Los Angeles High School of the Arts

Opinion: There needs to be more theatre programs for the deaf community

Hollywood, known as the “Home of U.S Film industry,”  “Opportunities for rising actors,’’ and so many more cliché and sayings that people have about Los Angeles. Aside from other great cities like New York or Chicago with other theatre or art programs, Los Angeles is the place to be. Well, for some people at least.

Spread throughout the Los Angeles area are high school students that are involved in various types of theatre programs. Inner City Arts, Center Theatre Group, and CETA are a few of many programs and organizations that provide students with opportunities to engage in theatre. Theatre is highly encouraged for many high school students, but for deaf students, theatre is an unpopular culture to their community due to the lack of resources and information about the theatre world.

Regina, 14, student at Marlton School of the Deaf responded to her thoughts about theatre, “I’m sorry, I feel crazy because I don’t know answer to your question.”

Theatre has been around since the 5th century B.C., and it has flourished a lot since but not for the deaf community. The first formal theatre production wasn’t performed until 1884 at Gallaudet University, this was the spark of theatre in the deaf community.

Theatre in the deaf community was used to spread awareness about the deaf culture to others, this became known as deaf world theatre. Although the community was encouraged to take in the theatre culture, many students like Regina have no clue on what goes on in the theatre world.

Although Regina has never seen live theatre, she has been exposed to ASL (American Sign Language) films.

“’The Twin Sisters: Hedy vs. Heidi’ is my favorite, I enjoy ASL films, they are my favorite.” she said.

ASL films are really popular in the deaf community, they are also very essential to many students like Regina. They enjoy it because they are able to relate to the stories and are possibly the only source of art entertainment available to them. Regina also really enjoys watching tv series like: “The Flash,” “Arrow, “Supergirl,” and other TV series and movies. “Switched at Birth,” an American drama series that has incorporated American Sign Language into the series, was once one of her favorite show to watch but now that she has learned more about herself she would enjoy watching an action fiction instead.

Arts and theatre are not an everyday thing that students like Regina come across in the deaf community, she says “I hope to see more TV series with ASL and I’m not the one reading subtitles.”

No Limits for Deaf Children, a non-profit organization nationwide is able to provide some opportunities for theatre in the deaf community.

“Every year, No Limits produces a number of productions across the country,” according to No Limits. “Theatre is able to enhance self-esteem, improve speech and communication skills, develop social skills, improves academic skills.”

There are many programs and organizations for hearing in the theatre world, but for the deaf community, it is difficult for students to find a theatre program or even participate in a high school play because of the limited resources.
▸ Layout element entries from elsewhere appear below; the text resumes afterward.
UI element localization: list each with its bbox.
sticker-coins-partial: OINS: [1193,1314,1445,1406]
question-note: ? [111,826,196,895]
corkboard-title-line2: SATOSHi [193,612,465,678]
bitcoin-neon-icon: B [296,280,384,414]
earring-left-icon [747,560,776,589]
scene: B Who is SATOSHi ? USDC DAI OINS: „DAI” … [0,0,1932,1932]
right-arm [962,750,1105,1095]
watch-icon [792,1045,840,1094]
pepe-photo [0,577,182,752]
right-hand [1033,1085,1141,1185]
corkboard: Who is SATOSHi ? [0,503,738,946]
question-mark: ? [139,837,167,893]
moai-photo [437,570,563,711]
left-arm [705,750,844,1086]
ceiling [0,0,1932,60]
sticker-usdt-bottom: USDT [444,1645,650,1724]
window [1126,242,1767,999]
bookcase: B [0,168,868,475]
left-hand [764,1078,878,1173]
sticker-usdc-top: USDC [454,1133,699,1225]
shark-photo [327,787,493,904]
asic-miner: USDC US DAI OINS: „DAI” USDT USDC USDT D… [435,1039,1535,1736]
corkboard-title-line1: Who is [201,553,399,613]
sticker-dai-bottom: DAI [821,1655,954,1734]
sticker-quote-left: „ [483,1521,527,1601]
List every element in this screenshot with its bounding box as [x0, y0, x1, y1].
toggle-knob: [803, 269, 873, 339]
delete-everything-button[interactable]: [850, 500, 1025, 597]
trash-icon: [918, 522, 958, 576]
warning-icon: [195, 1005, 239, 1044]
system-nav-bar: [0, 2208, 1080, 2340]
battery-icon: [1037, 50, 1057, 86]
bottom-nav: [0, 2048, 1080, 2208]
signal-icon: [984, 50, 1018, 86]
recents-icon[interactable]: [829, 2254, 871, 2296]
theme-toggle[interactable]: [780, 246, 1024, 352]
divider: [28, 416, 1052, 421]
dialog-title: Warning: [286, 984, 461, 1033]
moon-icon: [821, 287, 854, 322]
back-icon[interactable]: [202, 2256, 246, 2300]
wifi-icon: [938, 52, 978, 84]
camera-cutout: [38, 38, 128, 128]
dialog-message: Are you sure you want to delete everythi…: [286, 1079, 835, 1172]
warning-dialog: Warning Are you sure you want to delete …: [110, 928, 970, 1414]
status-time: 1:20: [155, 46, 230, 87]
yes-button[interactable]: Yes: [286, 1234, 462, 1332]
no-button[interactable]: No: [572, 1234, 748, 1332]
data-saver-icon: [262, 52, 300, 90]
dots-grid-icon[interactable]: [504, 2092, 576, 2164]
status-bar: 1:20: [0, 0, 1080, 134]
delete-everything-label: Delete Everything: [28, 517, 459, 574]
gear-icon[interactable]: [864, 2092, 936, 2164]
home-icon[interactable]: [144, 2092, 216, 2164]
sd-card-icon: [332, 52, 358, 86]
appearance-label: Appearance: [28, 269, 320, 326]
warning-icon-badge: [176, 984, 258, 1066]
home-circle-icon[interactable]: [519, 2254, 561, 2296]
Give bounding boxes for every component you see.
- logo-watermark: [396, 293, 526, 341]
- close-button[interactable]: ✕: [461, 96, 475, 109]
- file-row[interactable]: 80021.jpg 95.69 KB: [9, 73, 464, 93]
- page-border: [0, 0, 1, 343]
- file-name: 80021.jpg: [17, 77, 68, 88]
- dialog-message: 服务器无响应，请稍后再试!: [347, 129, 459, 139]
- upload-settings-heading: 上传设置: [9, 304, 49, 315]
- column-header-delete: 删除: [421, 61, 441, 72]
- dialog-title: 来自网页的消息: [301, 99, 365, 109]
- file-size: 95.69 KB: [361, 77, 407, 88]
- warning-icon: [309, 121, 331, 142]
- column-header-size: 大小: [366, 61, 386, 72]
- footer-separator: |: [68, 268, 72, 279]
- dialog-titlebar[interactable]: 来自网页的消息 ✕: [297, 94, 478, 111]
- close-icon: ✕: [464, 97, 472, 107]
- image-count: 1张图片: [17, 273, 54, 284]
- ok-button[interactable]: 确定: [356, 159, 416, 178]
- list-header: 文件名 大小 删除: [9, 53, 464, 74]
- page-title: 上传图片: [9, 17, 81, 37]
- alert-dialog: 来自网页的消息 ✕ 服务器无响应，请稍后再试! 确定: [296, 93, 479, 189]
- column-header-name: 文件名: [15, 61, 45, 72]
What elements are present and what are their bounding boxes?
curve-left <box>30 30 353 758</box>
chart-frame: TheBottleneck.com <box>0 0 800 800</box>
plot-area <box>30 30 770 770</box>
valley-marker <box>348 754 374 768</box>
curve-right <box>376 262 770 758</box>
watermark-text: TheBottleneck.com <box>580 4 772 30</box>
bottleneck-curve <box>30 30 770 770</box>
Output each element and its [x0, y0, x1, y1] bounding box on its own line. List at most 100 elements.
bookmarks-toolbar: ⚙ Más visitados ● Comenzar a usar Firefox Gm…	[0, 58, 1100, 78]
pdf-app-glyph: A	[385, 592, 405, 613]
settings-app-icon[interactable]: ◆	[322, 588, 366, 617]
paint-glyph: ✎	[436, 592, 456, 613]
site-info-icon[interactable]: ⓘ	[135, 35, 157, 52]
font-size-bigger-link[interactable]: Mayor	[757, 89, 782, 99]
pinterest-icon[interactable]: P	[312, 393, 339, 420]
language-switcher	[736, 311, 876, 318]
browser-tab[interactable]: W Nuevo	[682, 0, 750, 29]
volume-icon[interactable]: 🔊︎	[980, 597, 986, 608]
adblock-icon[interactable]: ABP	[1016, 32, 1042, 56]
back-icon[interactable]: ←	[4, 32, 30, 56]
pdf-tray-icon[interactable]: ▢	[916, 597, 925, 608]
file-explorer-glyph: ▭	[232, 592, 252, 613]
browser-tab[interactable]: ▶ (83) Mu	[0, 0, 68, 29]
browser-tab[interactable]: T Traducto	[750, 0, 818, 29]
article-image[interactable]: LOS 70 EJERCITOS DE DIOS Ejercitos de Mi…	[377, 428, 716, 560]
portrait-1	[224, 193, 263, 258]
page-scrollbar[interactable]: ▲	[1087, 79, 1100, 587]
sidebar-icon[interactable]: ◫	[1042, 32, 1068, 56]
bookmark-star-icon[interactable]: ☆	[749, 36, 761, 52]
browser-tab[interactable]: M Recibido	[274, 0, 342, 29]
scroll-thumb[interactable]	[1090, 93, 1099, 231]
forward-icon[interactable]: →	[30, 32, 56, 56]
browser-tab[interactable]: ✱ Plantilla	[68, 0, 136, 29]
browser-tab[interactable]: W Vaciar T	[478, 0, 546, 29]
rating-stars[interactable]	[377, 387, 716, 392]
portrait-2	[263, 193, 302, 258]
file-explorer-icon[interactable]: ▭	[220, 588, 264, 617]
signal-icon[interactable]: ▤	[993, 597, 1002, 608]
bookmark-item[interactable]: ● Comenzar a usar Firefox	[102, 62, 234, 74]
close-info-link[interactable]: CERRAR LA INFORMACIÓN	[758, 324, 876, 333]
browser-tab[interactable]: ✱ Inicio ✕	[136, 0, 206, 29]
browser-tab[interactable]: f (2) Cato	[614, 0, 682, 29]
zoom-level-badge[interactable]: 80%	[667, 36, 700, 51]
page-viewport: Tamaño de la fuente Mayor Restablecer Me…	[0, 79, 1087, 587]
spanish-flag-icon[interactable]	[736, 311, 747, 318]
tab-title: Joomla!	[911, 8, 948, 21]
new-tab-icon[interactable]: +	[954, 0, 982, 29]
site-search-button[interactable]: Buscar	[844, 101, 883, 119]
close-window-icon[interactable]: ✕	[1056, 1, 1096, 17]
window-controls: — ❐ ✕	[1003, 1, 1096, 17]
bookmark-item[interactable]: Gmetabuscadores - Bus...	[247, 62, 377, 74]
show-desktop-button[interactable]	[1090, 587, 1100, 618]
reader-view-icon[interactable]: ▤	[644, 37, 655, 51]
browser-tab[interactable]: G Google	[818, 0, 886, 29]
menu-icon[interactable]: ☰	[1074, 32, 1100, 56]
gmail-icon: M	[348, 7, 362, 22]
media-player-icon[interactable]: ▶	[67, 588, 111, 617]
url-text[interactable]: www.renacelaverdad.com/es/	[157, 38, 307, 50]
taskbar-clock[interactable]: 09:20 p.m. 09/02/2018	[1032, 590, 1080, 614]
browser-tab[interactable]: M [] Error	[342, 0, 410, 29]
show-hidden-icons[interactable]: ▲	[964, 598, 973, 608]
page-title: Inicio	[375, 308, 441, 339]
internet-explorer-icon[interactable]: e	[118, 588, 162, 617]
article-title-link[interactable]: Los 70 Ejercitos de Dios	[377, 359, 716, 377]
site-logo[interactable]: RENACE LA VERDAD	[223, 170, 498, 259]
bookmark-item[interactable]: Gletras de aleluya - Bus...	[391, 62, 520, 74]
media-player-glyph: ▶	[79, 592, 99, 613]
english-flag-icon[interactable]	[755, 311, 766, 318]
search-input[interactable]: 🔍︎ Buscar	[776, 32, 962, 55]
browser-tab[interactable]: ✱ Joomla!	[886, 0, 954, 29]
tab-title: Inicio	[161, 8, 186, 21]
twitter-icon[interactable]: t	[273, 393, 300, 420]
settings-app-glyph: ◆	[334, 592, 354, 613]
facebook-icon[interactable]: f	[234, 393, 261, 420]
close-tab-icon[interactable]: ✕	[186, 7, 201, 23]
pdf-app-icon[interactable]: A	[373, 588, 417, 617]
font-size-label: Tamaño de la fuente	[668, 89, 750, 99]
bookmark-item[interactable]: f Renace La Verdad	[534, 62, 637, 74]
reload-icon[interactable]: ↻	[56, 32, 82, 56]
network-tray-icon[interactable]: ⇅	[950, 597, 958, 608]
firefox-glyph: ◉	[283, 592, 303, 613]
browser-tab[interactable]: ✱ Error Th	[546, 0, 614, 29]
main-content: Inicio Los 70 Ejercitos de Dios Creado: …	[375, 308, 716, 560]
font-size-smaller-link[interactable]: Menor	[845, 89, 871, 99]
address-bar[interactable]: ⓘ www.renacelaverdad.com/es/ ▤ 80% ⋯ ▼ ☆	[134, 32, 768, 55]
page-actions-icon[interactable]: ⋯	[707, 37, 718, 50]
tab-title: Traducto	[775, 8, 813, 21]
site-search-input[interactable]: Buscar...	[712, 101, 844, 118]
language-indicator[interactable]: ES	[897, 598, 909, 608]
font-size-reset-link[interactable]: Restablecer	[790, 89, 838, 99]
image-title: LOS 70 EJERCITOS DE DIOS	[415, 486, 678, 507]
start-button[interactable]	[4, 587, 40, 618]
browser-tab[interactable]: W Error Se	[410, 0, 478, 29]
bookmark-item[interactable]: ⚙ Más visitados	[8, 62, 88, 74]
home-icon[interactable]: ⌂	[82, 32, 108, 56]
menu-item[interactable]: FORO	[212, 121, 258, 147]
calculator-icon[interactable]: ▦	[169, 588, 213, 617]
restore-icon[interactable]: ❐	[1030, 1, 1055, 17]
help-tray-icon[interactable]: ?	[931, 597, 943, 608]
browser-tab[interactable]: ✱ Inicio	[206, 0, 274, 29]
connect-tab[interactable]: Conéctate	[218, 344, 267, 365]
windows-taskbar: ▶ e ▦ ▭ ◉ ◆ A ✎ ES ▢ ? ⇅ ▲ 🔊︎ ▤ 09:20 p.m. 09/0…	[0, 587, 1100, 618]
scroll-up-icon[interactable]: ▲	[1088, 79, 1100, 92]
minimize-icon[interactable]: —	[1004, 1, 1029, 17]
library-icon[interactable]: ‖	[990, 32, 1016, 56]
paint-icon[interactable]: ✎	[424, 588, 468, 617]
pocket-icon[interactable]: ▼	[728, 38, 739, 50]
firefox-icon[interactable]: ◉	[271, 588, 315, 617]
Regina along with many more students are not getting the same opportunities as hearing high school students in Los Angeles. High school students in the deaf community like Regina are not being able to show their full potential or try new things. The lack of resources they are receiving is creating a barrier for students to develop and improve new skills such as: social interactions, creativity, teamwork and most importantly, they are not being allowed to find their voice to tell their story through theatre.